Lib Dems and SNP set for ITV court showdown over 'unfair' election debates
The Liberal Democrats and the SNP will mount legal challenges to ITV's "grossly unfair" election debates format at the High Court on Monday.
The broadcaster is facing criticism from both parties for organising a head-to-head exchange between Boris Johnson and Jeremy Corbyn, set to take place on Tuesday.
The parties say it is unfair to exclude their own leaders from the clash, with two separate legal challenges now due to be heard at the top court.
Speaking ahead of the legal showdown, the SNP's Westminster leader Ian Blackford hit out at the "grossly unfair" debate format.
"We are the third party at Westminster," he told the BBC.
"We’ve been in the government in Scotland for the last 12 years, we’re leading the polls in Scotland...

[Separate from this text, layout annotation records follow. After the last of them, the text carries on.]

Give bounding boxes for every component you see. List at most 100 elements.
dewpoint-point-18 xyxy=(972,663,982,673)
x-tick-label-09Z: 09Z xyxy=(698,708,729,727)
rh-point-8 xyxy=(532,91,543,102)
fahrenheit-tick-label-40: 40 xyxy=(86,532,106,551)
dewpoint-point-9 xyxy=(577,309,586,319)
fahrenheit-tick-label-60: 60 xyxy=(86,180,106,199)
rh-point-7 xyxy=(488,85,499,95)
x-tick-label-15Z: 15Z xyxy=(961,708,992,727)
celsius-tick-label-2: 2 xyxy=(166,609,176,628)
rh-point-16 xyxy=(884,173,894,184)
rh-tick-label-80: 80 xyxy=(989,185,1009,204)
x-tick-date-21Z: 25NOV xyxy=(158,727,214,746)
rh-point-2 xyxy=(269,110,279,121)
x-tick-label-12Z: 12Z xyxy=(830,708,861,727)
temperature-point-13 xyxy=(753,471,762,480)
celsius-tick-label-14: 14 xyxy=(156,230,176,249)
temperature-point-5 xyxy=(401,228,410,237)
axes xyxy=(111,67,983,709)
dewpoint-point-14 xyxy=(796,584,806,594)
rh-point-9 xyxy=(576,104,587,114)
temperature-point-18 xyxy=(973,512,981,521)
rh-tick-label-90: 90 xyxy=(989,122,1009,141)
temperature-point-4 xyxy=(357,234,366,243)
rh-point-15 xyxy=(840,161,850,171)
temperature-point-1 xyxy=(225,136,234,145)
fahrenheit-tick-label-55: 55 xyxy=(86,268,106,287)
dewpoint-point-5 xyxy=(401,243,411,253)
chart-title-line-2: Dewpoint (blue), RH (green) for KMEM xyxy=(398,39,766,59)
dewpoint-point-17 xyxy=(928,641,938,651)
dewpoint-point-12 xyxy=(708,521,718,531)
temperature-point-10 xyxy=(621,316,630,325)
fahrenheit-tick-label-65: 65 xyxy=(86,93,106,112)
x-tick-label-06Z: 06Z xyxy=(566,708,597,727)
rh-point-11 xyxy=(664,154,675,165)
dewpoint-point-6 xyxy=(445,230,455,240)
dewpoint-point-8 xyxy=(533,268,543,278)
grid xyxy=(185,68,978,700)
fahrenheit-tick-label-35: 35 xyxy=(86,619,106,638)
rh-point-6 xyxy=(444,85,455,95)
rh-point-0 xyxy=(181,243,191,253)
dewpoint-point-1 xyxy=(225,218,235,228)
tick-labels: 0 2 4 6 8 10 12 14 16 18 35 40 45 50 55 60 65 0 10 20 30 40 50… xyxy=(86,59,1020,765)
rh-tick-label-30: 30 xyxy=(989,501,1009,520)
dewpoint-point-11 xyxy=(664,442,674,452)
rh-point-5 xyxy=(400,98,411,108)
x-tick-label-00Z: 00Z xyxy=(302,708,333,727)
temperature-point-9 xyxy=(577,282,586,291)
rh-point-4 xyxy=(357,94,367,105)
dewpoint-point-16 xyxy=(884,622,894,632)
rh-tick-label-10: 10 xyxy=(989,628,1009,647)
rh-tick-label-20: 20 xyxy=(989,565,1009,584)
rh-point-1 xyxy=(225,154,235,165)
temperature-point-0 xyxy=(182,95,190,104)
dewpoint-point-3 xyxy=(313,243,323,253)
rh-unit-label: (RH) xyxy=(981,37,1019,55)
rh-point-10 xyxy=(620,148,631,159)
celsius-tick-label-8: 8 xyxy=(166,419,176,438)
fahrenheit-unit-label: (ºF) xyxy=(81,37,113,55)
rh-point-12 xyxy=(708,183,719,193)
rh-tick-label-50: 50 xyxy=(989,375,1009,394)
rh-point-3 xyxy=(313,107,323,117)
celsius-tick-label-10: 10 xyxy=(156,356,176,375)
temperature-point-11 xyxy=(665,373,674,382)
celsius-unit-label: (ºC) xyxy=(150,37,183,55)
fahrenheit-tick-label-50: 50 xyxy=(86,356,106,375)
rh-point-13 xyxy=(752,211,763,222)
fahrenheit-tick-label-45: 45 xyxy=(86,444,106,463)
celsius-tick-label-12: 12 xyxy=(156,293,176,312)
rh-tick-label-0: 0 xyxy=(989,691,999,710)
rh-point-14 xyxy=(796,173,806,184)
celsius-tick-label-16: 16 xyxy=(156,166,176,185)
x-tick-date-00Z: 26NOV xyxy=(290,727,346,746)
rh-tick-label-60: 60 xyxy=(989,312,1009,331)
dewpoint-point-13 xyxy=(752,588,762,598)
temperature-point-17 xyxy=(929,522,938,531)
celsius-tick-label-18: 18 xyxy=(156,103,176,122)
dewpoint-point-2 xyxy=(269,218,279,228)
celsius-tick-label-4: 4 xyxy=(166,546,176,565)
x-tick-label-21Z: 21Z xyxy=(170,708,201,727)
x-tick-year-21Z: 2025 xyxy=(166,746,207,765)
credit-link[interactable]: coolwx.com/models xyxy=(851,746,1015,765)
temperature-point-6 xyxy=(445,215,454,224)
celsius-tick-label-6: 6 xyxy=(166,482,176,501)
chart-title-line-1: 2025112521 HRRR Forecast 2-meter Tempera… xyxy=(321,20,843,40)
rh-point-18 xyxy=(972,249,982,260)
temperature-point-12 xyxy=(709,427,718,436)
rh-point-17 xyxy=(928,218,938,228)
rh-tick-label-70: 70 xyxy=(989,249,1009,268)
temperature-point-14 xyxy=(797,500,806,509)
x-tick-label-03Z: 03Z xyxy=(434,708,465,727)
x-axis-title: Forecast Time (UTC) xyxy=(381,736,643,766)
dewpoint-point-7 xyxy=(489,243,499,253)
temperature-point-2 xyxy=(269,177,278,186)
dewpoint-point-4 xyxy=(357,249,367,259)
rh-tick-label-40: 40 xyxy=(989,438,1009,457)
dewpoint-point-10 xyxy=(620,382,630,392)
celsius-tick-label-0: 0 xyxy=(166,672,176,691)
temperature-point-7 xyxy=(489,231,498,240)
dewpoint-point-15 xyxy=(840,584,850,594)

"And we’ve got to recognise that the public take their views from these debates."
He added: "We may be in a minority government situation, and I think it’s right that the public hear the views of the other parties that are standing this election. That’s democracy. That’s fairness."
Liberal Democrat candidate Layla Moran meanwhile told the BBC's Westminster Hour on Sunday night: "I think that in the end the key argument is that this is a Brexit election and the Remain voice is missing from these debates."
Arguing that the Lib Dems were "the only party" that could credibly form a government opposed to Brexit, she added: "The main issue I have is that by framing it as a head-to-head, that these are the only two people who can [become Prime Minister], it pre-empts the decisions of British people, which is counter to what our democracy is about."
The Lib Dems have also challenged the BBC over its decision not to include leader Jo Swinson in a debate set for 6 December, while the SNP is taking on Sky News over its decision to hold a three-way debate between Mr Johnson, Mr Corbyn and Ms Swinson.
ITV has said Tuesday's debate will take the format of a live head-to-head clash between the Prime Minister and the Labour leader, with host Julie Etchingham moderating.
The broadcaster will also host a live interview programme allowing other party leaders to comment on the head-to-head clash and set out their plans.
Next month it will hold a live, seven-way election debate including the Conservatives, Labour, Lib Dems, SNP, Brexit Party, SNP and Plaid Cymru.
A recent YouGov poll found that 53% of the public backed Ms Swinson being included in the main televised debate between Mr Corbyn and Mr Johnson.
ITV's director of news and current affairs wrote to the Lib Dems earlier this month to defend its plans, saying the broadcaster had met its impartiality obligations.
"Politicians are obviously entitled to have a view on our decisions, but who is invited to take part in a programme is ultimately a matter for ITV," he said.